Otra de las cosas que se olvidará con suma facilidad será que, en momentos tan críticos, de nada sirve el ‘y tú, más’ que muchos practican. Porque a nadie se le ocurriría cuestionar a un bombero mientras, manguera en mano, intenta apagar un pavoroso incendio, poniendo a salvo a posibles víctimas, corrigiéndole sobre su forma de lanzar el agua o planteándole si debe apuntar el chorro hacia aquí o hacia allá. Ni siquiera, aunque este fuera el menos competente del parque municipal, le reprocharíamos mientras se emplea a fondo por qué no llegaron antes y con más dotación. Muchos entenderíamos que lo prioritario es apagar las llamas para, una vez sofocadas, exigir las responsabilidades oportunas a quien corresponda, algo que no todos tienen muy claro.
Hay quien ha entendido lo que estamos viviendo como una prolongación de las interminables y sucesivas campañas electorales que hemos soportado en nuestro país en los últimos años. Y nada más lejos de la realidad. Las caceroladas no solventarán el tremendo problema al que nos enfrentamos. Ni la de la otra noche al Rey ni las últimas, dedicadas al Gobierno central. Solo en un país de chirigota los sancionados por no acatar las normas derivadas del estado de alarma pueden superar a los afectados por el virus. Eso también dice mucho de nosotros. También en estos tiempos, todos los que parecen estúpidos lo son y, además, también lo son la mitad de los que no lo parecen. Y no lo digo yo; lo dijo un español universal como fue Francisco de Quevedo. Qué bien nos conocía.
Ha tenido que llegar esta pandemia para que todos nos mentalicemos de que la vida es una sucesión de cosas simples que dan sentido a nuestro existir. El confinamiento ha puesto en evidencia que uno añora lo más común precisamente cuando no lo tiene.
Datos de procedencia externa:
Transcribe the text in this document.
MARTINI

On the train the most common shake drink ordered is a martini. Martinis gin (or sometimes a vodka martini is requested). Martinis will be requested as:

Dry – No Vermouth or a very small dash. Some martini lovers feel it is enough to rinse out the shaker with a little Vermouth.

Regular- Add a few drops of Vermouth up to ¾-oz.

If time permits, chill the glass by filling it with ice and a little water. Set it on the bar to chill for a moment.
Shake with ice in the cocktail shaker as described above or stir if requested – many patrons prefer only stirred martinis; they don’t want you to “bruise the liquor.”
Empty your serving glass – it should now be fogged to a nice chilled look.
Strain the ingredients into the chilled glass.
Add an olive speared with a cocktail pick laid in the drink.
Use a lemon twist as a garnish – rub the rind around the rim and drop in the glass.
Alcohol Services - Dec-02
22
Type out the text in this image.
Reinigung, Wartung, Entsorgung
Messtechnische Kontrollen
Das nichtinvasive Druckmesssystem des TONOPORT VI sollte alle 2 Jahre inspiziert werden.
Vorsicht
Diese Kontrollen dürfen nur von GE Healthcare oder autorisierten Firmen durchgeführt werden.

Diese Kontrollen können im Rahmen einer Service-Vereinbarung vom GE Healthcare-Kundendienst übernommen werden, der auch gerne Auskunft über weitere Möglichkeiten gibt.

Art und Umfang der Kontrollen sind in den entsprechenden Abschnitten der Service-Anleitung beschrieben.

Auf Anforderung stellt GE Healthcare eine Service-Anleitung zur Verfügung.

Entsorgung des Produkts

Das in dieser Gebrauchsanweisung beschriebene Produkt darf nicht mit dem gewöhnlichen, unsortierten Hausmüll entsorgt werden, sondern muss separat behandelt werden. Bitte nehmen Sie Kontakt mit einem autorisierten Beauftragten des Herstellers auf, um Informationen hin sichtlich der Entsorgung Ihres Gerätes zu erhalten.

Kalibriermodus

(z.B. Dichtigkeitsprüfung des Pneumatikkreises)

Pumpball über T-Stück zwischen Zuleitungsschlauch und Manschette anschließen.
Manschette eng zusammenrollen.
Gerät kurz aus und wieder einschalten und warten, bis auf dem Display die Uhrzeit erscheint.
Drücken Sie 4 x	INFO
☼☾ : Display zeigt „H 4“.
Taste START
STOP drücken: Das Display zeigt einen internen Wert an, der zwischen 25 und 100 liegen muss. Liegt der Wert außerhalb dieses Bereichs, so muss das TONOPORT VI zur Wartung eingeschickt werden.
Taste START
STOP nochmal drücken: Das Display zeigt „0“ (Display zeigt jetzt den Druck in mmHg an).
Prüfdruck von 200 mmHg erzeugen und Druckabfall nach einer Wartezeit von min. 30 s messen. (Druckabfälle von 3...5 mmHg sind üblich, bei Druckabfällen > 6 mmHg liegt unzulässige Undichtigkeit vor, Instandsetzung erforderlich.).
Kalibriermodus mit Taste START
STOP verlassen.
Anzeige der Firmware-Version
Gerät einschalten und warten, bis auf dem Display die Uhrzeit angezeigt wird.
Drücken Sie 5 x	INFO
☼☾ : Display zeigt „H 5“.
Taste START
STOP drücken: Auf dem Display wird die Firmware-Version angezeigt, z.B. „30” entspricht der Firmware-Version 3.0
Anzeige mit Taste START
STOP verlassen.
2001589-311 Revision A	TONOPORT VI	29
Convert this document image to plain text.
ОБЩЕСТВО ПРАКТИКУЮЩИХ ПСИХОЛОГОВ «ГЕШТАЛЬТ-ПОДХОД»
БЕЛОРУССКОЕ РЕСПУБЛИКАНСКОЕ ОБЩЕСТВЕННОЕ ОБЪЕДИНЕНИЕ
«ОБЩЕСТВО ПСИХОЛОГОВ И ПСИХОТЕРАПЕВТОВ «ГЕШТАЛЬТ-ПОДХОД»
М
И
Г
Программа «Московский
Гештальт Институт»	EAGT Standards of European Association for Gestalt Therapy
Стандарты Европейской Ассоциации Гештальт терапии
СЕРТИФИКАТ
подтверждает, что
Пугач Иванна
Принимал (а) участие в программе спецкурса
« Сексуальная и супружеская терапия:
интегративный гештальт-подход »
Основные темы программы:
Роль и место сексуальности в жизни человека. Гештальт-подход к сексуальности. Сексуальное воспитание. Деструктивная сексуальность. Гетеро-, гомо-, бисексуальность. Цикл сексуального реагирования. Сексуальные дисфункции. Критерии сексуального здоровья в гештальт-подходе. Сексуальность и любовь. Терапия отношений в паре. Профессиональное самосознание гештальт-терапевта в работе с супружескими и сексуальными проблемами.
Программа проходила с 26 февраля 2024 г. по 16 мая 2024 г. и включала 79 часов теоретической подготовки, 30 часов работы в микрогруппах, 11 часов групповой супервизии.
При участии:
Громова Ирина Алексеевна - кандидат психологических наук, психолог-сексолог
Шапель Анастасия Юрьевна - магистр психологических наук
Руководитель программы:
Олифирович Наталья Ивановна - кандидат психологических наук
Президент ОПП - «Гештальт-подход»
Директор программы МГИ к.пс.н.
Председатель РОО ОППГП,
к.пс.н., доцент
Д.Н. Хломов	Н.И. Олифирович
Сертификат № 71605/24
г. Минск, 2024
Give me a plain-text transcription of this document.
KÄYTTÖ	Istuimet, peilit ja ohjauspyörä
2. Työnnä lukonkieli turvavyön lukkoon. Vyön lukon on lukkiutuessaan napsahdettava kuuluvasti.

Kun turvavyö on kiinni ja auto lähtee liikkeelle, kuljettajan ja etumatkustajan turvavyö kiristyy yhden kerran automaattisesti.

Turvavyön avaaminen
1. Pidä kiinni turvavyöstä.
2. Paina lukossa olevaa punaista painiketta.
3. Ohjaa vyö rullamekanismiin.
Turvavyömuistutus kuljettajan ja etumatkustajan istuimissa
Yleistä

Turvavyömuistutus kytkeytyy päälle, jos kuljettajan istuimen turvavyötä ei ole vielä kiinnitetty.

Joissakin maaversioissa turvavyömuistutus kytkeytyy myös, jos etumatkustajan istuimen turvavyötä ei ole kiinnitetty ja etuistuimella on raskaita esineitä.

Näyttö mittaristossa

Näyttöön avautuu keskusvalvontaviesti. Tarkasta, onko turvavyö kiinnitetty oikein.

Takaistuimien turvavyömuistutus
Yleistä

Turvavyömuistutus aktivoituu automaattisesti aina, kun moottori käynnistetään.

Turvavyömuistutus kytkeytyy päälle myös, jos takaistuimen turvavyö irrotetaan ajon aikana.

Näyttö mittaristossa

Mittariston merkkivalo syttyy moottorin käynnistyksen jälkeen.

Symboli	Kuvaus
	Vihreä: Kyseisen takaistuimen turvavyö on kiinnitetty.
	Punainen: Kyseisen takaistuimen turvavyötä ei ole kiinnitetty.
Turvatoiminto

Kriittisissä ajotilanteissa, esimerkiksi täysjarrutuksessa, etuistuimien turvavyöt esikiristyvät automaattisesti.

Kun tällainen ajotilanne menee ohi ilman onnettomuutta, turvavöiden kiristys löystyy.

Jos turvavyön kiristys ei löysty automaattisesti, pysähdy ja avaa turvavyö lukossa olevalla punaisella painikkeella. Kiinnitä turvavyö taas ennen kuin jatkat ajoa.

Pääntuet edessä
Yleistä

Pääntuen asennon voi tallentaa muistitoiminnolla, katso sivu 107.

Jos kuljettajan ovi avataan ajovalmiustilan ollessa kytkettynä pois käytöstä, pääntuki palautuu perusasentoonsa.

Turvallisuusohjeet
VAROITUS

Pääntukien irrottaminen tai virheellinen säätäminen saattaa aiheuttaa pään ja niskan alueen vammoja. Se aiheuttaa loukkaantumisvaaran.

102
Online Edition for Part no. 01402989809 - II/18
Salir a andar, a cenar, a tomar un café, una copa o al cine, esos gestos tan sencillos pero a la vez tan necesarios en el devenir del ser humano. El coronavirus ha llegado a nuestras vidas inesperadamente, aunque algunos lo advirtieran, como una amenaza latente y a traición, para darnos una bofetada de realidad ante nuestro estrés diario y los pocos miramientos que tenemos por lo simple y lo sencillo.
Como el hombre es el único animal que tropieza dos veces con la misma piedra, cuando todo esto pase, se olvidarán las enseñanzas que tan dura prueba nos deja con la facilidad pasmosa que nos da el hecho de ser mortales. Puestos a olvidar, los gobernantes se olvidarán de lo importante que es contar con una potente sanidad pública, dotada de suficientes profesionales -justamente considerados y remunerados- y con los necesarios medios técnicos, para hacer frente a una situación tan extrema y asfixiante como la que vivimos. Nosotros nunca borraremos de nuestra memoria su dedicación, amor y esmero, en esos turnos agotadores de doce horas, para con los enfermos infectados en las UCI y plantas. También se olvidarán de lo importante que son en nuestras vidas esas gentes que, junto a los formidables y abnegados sanitarios, nos permiten subsistir en los momentos más difíciles: los policías, los militares, los trabajadores de los supermercados, las farmacias, los quioscos de prensa, los transportistas, los del servicio de limpieza… Y seguro que me dejo a otros muchos.